Cet arrêt de la Cour du travail de Liège (division Namur) reprend l’évolution de la question de l’octroi de l’aide sociale spéciale (allocations spécifiques octroyées aux personnes atteintes d’un handicap au sens de la loi du 27 février 1987) aux personnes de nationalité étrangère non reprises dans la liste des bénéficiaires fixée par l’article 4, § 1er, de la loi. Le champ d’application de celui-ci a été étendu par l’arrêté royal du 17 juillet 2006 à plusieurs catégories de personnes, dont celles qui sont le conjoint, le cohabitant légal ou un autre membre de la famille au sens du Règlement n° 1408/71 du 14 juin 1971 d’une personne visée à l’article 4, § 1er (1° à 5°), de la loi, ou encore d’un ressortissant d’un des Etats visés à cette disposition, ces personnes n’étant pas par elles-mêmes ressortissantes de ceux-ci mais ayant leur résidence réelle en Belgique. Sont également visées les personnes inscrites au registre de la population.

L’arrêté royal fixe comme conditions de reconnaissance de la qualité de personne à charge d’un ressortissant visé par le texte celles de vivre sous le même toit et d’être à charge au sens de la législation en matière de soins de santé et indemnités.

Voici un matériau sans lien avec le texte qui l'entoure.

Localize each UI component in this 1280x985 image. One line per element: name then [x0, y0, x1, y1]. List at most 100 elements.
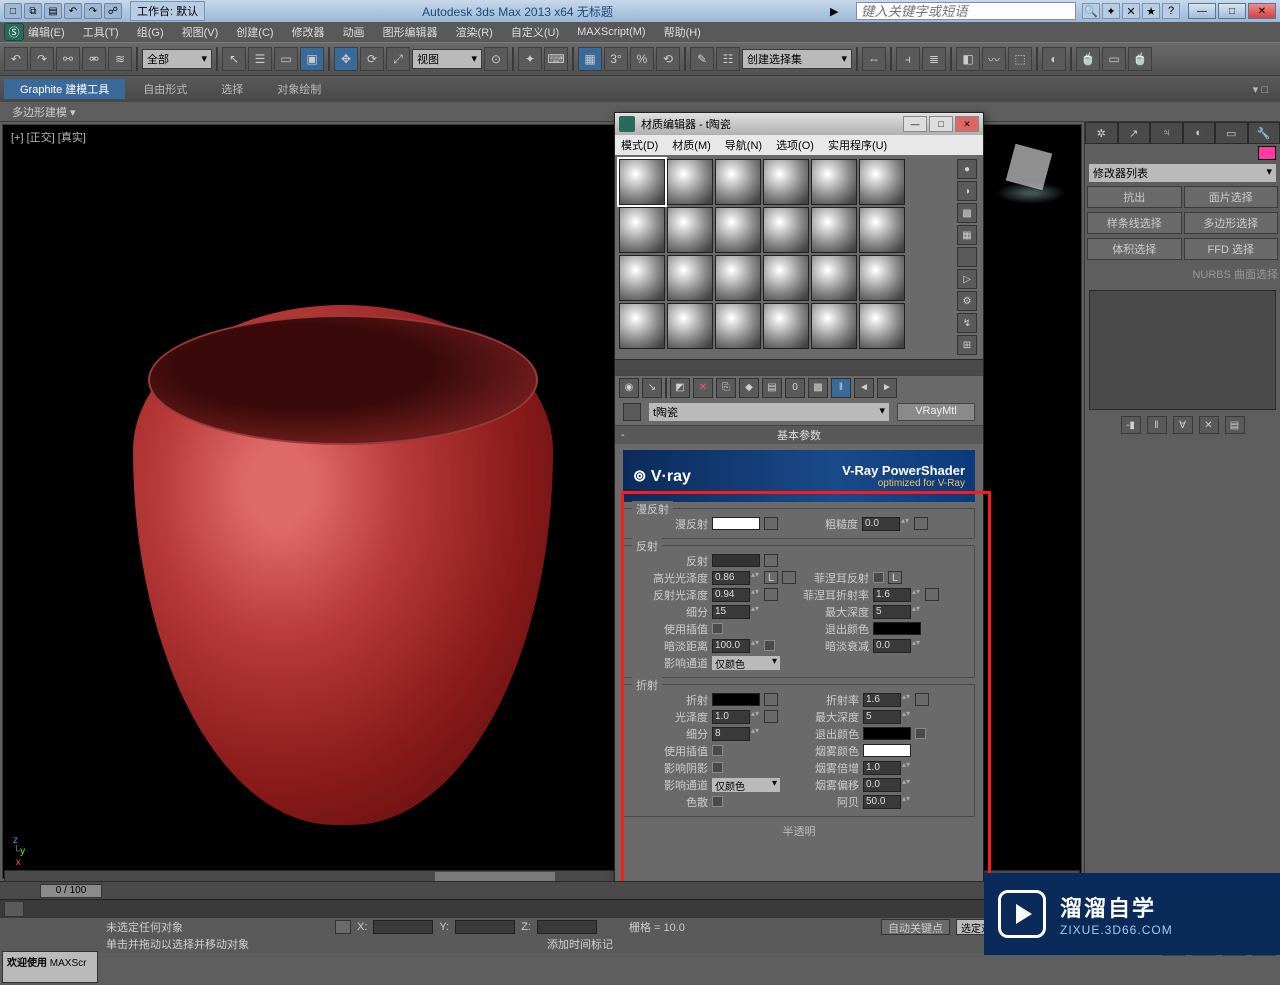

La Cour constitutionnelle a admis la légalité de la condition d’inscription au registre de la population, s’agissant précisément d’une aide sociale spéciale, qui peut être soumise à la condition d’être installé en Belgique de manière définitive ou, à tout le moins, pour une durée significative. Malgré des hésitations en jurisprudence, la Cour de cassation a confirmé la conclusion de celle-ci, rappelant, dans son arrêt du 14 mars 2014 (précédemment commenté), l’exigence de l’inscription au registre de la population.